The Marjorie Barrick Museum of Art believes everyone deserves access to the arts. Located on the campus of the University of Nevada, Las Vegas, the Barrick promotes a powerful awareness of the arts through programs of exhibitions, workshops, lectures, and community activities. Programming is driven by a commitment to diversity and inclusion.
The Barrick Museum of Art promotes a scholarly awareness of art and provides all Southern Nevadans with a robust schedule of free, community-accessible museum- standard visual arts programming. Recognizing that a history of representation enriches a community, the museum is forming a diverse collection of artists with connections to the Southern Nevada region. Research, conservation, and the pursuit of radical interdisciplinary practices are welcomed. By cultivating a robust, free program of exhibitions and events, the Barrick continues to be a place where the arts can become part of everyone’s life.
The Barrick was founded in 1967 as a natural history museum for the higher education community; after years of showing both artifacts and artworks, it solidified its identity as an art museum in 2012 by joining the UNLV College of Fine Arts. Since then it has hosted a regular program of artist talks, community art workshops, and rotating exhibitions of contemporary and ancient art.
The Museum houses a number of collections available to the public and the UNLV community, including artworks from the former Las Vegas Art Museum; Nevada’s portion of the Dorothy and Herbert Vogel 50x50; ceramics from the diverse cultures of Mesoamerica; and works by indigenous and other artists with connections to the Las Vegas area. Exhibitions at the Museum have included objects from these collections as well as installations of work by local and international artists.

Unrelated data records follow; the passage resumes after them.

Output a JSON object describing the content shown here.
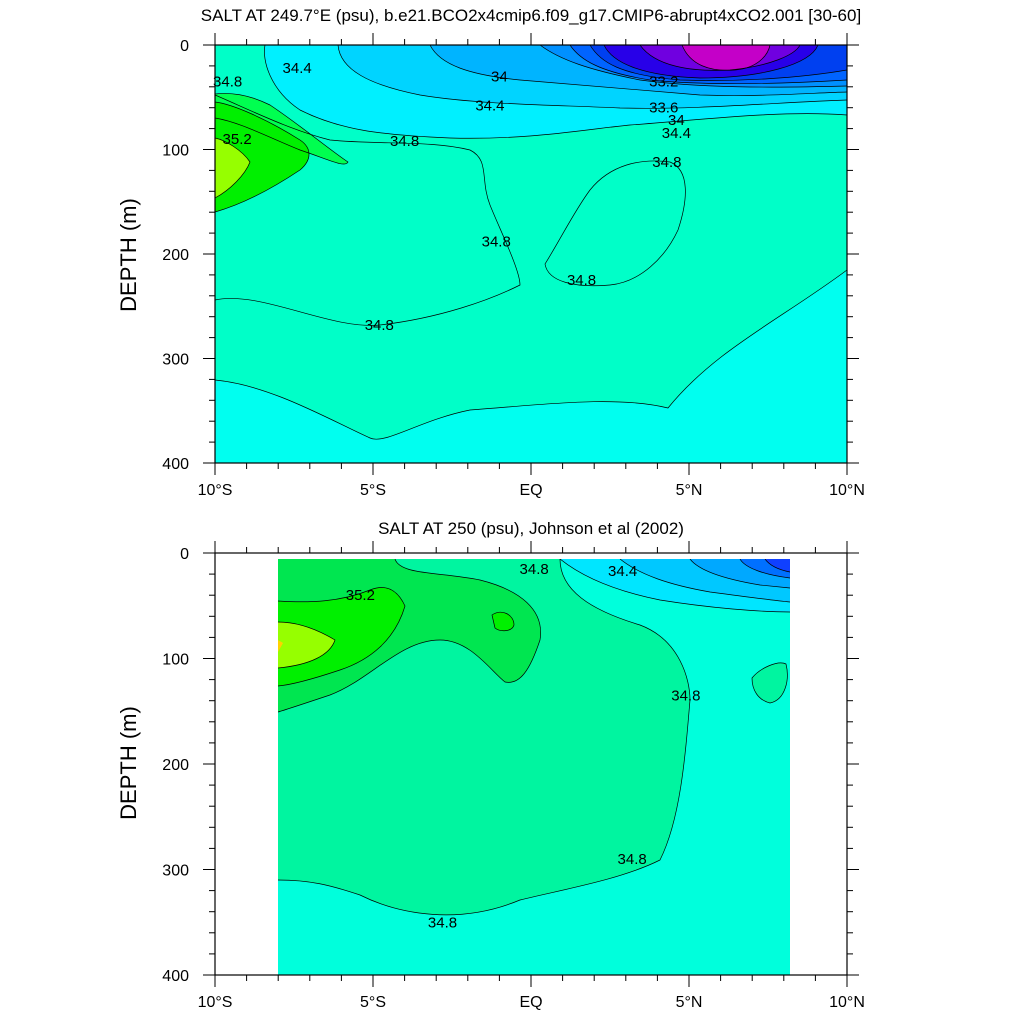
{
  "chart_data": [
    {
      "type": "contour",
      "title": "SALT AT 249.7°E (psu), b.e21.BCO2x4cmip6.f09_g17.CMIP6-abrupt4xCO2.001 [30-60]",
      "ylabel": "DEPTH (m)",
      "xlabel": "",
      "xlim": [
        -10,
        10
      ],
      "ylim": [
        400,
        0
      ],
      "xticks": [
        -10,
        -5,
        0,
        5,
        10
      ],
      "xtick_labels": [
        "10°S",
        "5°S",
        "EQ",
        "5°N",
        "10°N"
      ],
      "yticks": [
        0,
        100,
        200,
        300,
        400
      ],
      "ytick_labels": [
        "0",
        "100",
        "200",
        "300",
        "400"
      ],
      "contour_interval": 0.2,
      "contour_labels": [
        {
          "text": "34.8",
          "lat": -9.6,
          "depth": 35
        },
        {
          "text": "34.4",
          "lat": -7.4,
          "depth": 22
        },
        {
          "text": "34",
          "lat": -1.0,
          "depth": 30
        },
        {
          "text": "34.4",
          "lat": -1.3,
          "depth": 58
        },
        {
          "text": "35.2",
          "lat": -9.3,
          "depth": 90
        },
        {
          "text": "34.8",
          "lat": -4.0,
          "depth": 92
        },
        {
          "text": "34.8",
          "lat": -1.1,
          "depth": 188
        },
        {
          "text": "34.8",
          "lat": 1.6,
          "depth": 225
        },
        {
          "text": "34.8",
          "lat": 4.3,
          "depth": 112
        },
        {
          "text": "34.8",
          "lat": -4.8,
          "depth": 268
        },
        {
          "text": "33.2",
          "lat": 4.2,
          "depth": 35
        },
        {
          "text": "33.6",
          "lat": 4.2,
          "depth": 60
        },
        {
          "text": "34",
          "lat": 4.6,
          "depth": 72
        },
        {
          "text": "34.4",
          "lat": 4.6,
          "depth": 84
        }
      ]
    },
    {
      "type": "contour",
      "title": "SALT AT 250 (psu), Johnson et al (2002)",
      "ylabel": "DEPTH (m)",
      "xlabel": "",
      "xlim": [
        -10,
        10
      ],
      "ylim": [
        400,
        0
      ],
      "xticks": [
        -10,
        -5,
        0,
        5,
        10
      ],
      "xtick_labels": [
        "10°S",
        "5°S",
        "EQ",
        "5°N",
        "10°N"
      ],
      "yticks": [
        0,
        100,
        200,
        300,
        400
      ],
      "ytick_labels": [
        "0",
        "100",
        "200",
        "300",
        "400"
      ],
      "data_extent_lat": [
        -8,
        8.2
      ],
      "contour_interval": 0.2,
      "contour_labels": [
        {
          "text": "34.8",
          "lat": 0.1,
          "depth": 15
        },
        {
          "text": "34.4",
          "lat": 2.9,
          "depth": 17
        },
        {
          "text": "35.2",
          "lat": -5.4,
          "depth": 40
        },
        {
          "text": "34.8",
          "lat": 4.9,
          "depth": 135
        },
        {
          "text": "34.8",
          "lat": 3.2,
          "depth": 290
        },
        {
          "text": "34.8",
          "lat": -2.8,
          "depth": 350
        }
      ]
    }
  ]
}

The Barrick supports initiatives that promote arts awareness throughout the region, and regularly collaborates with community partners.In 2017 it created an annual program — “Bus to the Barrick” — that raises funds to bring local schoolchildren to the exhibitions for tours and workshops. Targeting schools in underserved areas, the ongoing program has shared practical experiences of visual literacy with thousands of Clark County School District students to date.
Ultimately the Museum’s goal is to be an asset to all Nevadans who are searching for a deepened sense of pride in their state.